Directors: Deepa Mehta, Shanker Raman and Pawan Kumar
Cast: Huma Qureshi, Rahul Khanna, Siddharth, Arif Zakaria, Seema Biswas, Sanjay Suri
What if you woke up in a world where fresh air and clean water were the biggest luxuries? What if you were forced to submit to a totalitarian government that segregates people based on caste, religion and economic status? What if your child is taken away from you because his parents are from different communities?
Netflix's Leila raises these questions, and more.
The miniseries shows a world where religious fanaticism, extremism and progress in science can make a deadly combination which can place your life completely in control of the state and its beliefs. The medieval, conservative and regressive ideals of this totalitarian government robs the people of a basic human right – the freedom to choose.
Leila is set in the year 2047, in a fictional nation called Aryavarta, which is completely under the control of its leader, Dr Joshi (Sanjay Suri). The motto of this nation is peace by segregation. Cities are divided into sectors with sky-high walls. Each sector has one community, free to practice their beliefs, but not free to build a relationship with anyone from another caste or religion.
Beyond the high walls of Aryavarta are the Doosh, who live in the Basti. They are not allowed inside Aryavarta, have to scrounge for clean water and live in filthy conditions amid huge piles of garbage. A constant cloud of haze hangs on Aryavarta, a sign of extreme pollution. The clouds shower black droplets of rain.
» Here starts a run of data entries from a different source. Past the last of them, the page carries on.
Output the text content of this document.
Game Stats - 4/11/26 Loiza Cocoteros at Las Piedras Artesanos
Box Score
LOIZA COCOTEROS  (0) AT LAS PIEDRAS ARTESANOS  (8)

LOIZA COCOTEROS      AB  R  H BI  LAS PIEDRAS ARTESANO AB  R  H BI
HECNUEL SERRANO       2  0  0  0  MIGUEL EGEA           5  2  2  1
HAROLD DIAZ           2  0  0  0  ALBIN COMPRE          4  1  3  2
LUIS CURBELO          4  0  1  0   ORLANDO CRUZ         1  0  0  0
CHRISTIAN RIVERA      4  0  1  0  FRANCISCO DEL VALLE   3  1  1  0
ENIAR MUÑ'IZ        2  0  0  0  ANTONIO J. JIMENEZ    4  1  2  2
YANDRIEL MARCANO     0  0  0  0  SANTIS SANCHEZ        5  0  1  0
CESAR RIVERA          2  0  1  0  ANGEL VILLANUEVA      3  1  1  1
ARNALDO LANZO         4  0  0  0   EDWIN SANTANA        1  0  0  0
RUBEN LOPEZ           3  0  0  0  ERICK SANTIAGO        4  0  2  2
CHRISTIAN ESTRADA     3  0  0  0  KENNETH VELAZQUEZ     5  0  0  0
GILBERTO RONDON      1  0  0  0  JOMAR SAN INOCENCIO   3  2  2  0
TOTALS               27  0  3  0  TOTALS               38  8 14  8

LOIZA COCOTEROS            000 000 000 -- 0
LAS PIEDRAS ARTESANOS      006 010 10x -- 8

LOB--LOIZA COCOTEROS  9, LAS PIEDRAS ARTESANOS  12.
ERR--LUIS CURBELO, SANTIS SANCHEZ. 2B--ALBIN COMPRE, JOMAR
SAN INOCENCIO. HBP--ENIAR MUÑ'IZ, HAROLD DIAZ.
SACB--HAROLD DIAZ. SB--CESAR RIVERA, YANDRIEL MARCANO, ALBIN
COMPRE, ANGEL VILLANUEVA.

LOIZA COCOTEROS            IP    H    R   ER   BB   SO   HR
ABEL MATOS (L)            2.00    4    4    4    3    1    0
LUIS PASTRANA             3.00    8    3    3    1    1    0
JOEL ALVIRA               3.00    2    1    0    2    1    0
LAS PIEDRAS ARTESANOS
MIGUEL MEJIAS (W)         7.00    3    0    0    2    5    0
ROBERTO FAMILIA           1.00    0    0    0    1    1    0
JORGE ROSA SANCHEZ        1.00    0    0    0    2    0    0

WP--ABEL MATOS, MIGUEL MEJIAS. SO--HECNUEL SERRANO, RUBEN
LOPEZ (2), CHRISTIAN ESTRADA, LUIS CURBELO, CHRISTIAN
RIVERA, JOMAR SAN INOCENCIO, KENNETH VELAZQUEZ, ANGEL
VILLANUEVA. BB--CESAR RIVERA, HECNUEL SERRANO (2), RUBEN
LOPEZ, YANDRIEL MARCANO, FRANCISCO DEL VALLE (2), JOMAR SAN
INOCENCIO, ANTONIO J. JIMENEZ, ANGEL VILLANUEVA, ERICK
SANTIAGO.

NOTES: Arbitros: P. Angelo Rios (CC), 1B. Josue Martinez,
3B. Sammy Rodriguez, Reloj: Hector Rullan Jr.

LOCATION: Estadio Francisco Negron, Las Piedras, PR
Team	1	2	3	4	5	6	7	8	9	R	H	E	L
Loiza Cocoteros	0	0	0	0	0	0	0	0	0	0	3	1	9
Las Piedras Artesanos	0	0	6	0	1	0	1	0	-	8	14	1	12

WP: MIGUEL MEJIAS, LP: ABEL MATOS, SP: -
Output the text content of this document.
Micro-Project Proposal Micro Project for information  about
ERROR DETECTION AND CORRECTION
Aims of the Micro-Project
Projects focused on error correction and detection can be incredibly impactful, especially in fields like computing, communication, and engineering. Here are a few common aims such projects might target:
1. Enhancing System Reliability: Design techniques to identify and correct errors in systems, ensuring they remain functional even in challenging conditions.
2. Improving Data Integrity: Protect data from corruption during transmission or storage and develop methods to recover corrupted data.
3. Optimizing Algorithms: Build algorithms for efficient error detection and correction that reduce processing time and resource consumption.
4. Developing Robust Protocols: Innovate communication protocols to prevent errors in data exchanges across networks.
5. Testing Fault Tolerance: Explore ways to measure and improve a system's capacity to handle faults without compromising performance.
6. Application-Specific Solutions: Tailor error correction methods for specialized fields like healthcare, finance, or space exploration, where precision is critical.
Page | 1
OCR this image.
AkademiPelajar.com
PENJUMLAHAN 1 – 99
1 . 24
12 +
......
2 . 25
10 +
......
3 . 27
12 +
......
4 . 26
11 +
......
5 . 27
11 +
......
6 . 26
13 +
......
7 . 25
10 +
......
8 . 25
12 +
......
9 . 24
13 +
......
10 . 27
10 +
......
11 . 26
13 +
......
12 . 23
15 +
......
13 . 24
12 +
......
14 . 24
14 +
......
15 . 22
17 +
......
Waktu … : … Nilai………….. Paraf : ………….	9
Shalini Pathak (Huma Qureshi), a member of the topmost strata, watches her life change overnight as her Muslim husband (Rahul Khanna) is lynched in their own home and her daughter is snatched from her because she is of mixed blood. Thus begins Shalini's journey of bondage, struggle and protest as she sets out to look for her daughter and ends up joining the rebels against the totalitarian government.
What the series lacks in terms of pace and thrill, more than makes up for in its mise en scène and premise. Huma is thankfully measured in her delivery, considering the camera focuses on her for most part of the series.
In some parts, it feels as if the storytellers focused so much on the ideals and premise of the show, that some areas of progress in science were overlooked. For example, you'd expect the automobile sector to make way more progress in 2047 than just fit cars with a futuristic sound when the doors close. The buses and public transport vehicles look uncomfortably basic.
You will be reminded of Hunger Games and In Time in the economic categorisation in this dystopian world. The scenes of Huma in the women's purification centre - with their uniform clothing, ritualistic life - are visual and thematic reminders of The Handmaid's Tale.
So, this adaptation of Prayaag Akbar's novel of the same name is not entirely unique in its creation of a dystopian world. The context is Indianised, of course, and exaggerated to create an authoritarian set-up.
The scariest part about Leila isn't the oppression and lack of choice in the name of peace and progress, it is the realisation that it's a world not too far from reality. Most of the ideals that this fictional nation propagates are frighteningly familiar. The lines between fiction and reality are often blurred.
The dictatorship is formed because social order has broken down following severe air pollution and depletion of water resources. Which makes Leila a harsh reminder that if consumption of natural resources aren't controlled, if we continue to pollute our nature, then one day we might have to pay a heavy price to have our taps running. Clean water, fresh air and freedom will be luxuries only a few can afford. Leila's world is imaginary, but not impossible. 2047 is just 28 years away.